Examining and Manipulating Particles
====================================

``yt`` has support for reading and manipulating particles.  You can access the
particles as you would any other data field; additionally, derived fields that
operate on particles can be added as would any other derived field, as long as
the parameter *particle_type* is set to ``True`` in the call to
:func:`add_field`.  However, with that, there are a few caveats.  Particle
support in ``yt`` is not by any means an afterthought, but it was developed
relatively late in comparison to baryon and field-based analysis, and is not as
mature.

.. note:: If you are having trouble with particles, email the mailing list!

Using Particles
---------------

Many particle operations can be conducted obliquely, which will serve to reduce
memory usage as well as handle any problems that might arise from spatial
selection of particles.

For instance, :class:`~yt.lagos.Halo` objects have a number of operations that
can transparently calculate center of mass of particles, bulk velocity, and so
on.  Use those instead of obtaining the fields directly.  Furthermore, any of
the spatially-addressable objects described in :ref:`using-objects` will
automatically select particles based on the region of space they describe, and
the quantities (:ref:`derived-quantities`) in those objects will operate on
particle fields.

(For information on halo finding, see :ref:`cookbook-halo_finding` and
:ref:`cookbook-halo_mass_info`.)

.. warning:: If you use the built-in methods of interacting with particles, you
             should be well off.  Otherwise, there are caveats!

Selection By Type
-----------------

Unfortunately, Enzo's mechanism for storing particle type is inconsistent.  The
parameter ``ParticleTypeInFile`` controls whether or not the field
``particle_type`` is written to disk; if it is set to 1, the field will be
written, but the default is 0 where the field is not written.  Without the
field ``particle_type`` the discriminator between particle types is exclusively
based on the field ``creation_time``.  Particles with ``creation_time`` greater
than 0.0 are star particles and those with ``creation_time`` equal to zero are
dark matter particles.

For simulations only including dark matter particles, this is not important, as
all of the particles will be of the same type.  However, selection of -- for
instance -- star particles in other simulations will require some care, and you
will need to do it differently depending on the value of
``ParticleTypeInFile``.

.. _selecting-creation-time:

Selecting Particles By Creation Time
++++++++++++++++++++++++++++++++++++

To select particles based on creation time, you must first create an index
array.  Python (and NumPy) allow indexing based on boolean values, so we will
do that.  Here is an example of selecting all star particles in the domain.

.. code-block:: python

   from yt.mods import *
   pf = load("galaxy1200.dir/galaxy1200")
   dd = pf.h.all_data()

   star_particles = dd["creation_time"] > 0.0
   print dd["ParticleMassMsun"][star_particles].max()
   print dd["ParticleMassMsun"][star_particles].min()
   print "Number of star particles", star_particles.sum()
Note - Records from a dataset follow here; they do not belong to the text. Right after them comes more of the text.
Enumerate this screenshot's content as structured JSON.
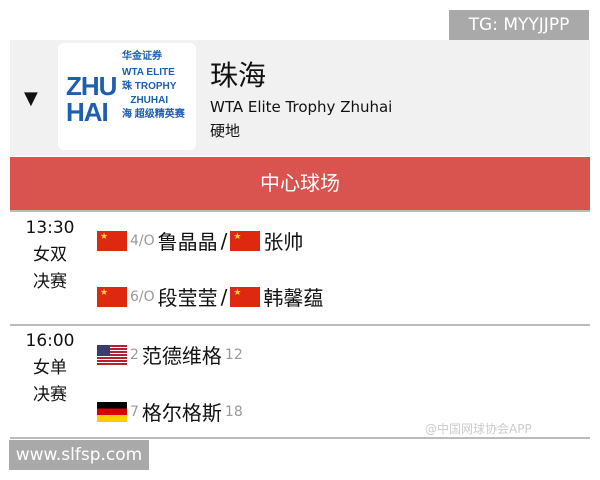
{
  "watermark_top": "TG: MYYJJPP",
  "watermark_bottom": "www.slfsp.com",
  "weibo_watermark": "@中国网球协会APP",
  "tournament": {
    "logo_text": "ZHUHAI 华金证券 WTA ELITE TROPHY ZHUHAI 珠海 超级精英赛",
    "title": "珠海",
    "subtitle": "WTA Elite Trophy Zhuhai",
    "surface": "硬地"
  },
  "court": "中心球场",
  "accent": "#d9534f",
  "matches": [
    {
      "time": "13:30",
      "event": "女双",
      "round": "决赛",
      "players": [
        {
          "flag": "china",
          "seed": "4/O",
          "name": "鲁晶晶",
          "sep": "/",
          "flag2": "china",
          "name2": "张帅"
        },
        {
          "flag": "china",
          "seed": "6/O",
          "name": "段莹莹",
          "sep": "/",
          "flag2": "china",
          "name2": "韩馨蕴"
        }
      ]
    },
    {
      "time": "16:00",
      "event": "女单",
      "round": "决赛",
      "players": [
        {
          "flag": "usa",
          "seed": "2",
          "name": "范德维格",
          "rank": "12"
        },
        {
          "flag": "germany",
          "seed": "7",
          "name": "格尔格斯",
          "rank": "18"
        }
      ]
    }
  ]
}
Selecting Particles By Particle Type
++++++++++++++++++++++++++++++++++++

In Enzo, star particles are type 2.  So we will select using the boolean array
(as in :ref:`selecting-creation-time`) to select only the star particles.

.. code-block:: python

   from yt.mods import *
   pf = load("galaxy1200.dir/galaxy1200")
   dd = pf.h.all_data()

   star_particles = dd["particle_type"] == 2
   print dd["ParticleMassMsun"][star_particles].max()
   print dd["ParticleMassMsun"][star_particles].min()
   print "Number of star particles", star_particles.sum()

Memory
------

Unfortunately, as of right now, particle loading via spatially-selected objects
can be memory intensive.  The process that ``yt`` goes through to load
particles into memory in a 3D data object is to separate the grids into two
classes:

 * Fully-contained grids
 * Partially-contained grids

For the grids in the former category, the full set of particles residing in
those grids are loaded.  The ones in the second require that a
:class:`~yt.lagos.FakeGridForParticles` be created so that the particles
residing in the region (as determined by their values of
``particle_position_x``, ``particle_position_y`` and ``particle_position_z``,
which must be loaded from disk) can be selected and cut from the full set of
particles.  This requires that the full position information for the particles
be loaded, which increases overall memory usage.

The Future
----------

The next version of ``yt`` will have a completely rewritten particle
infrastructure.  This version is currently in the testing phase, but has shown
to reduce memory overhead substantially as well as increase speed by a factor
of a few.  Both spatial selection (selection within an object) and selection by
type are extremely promising.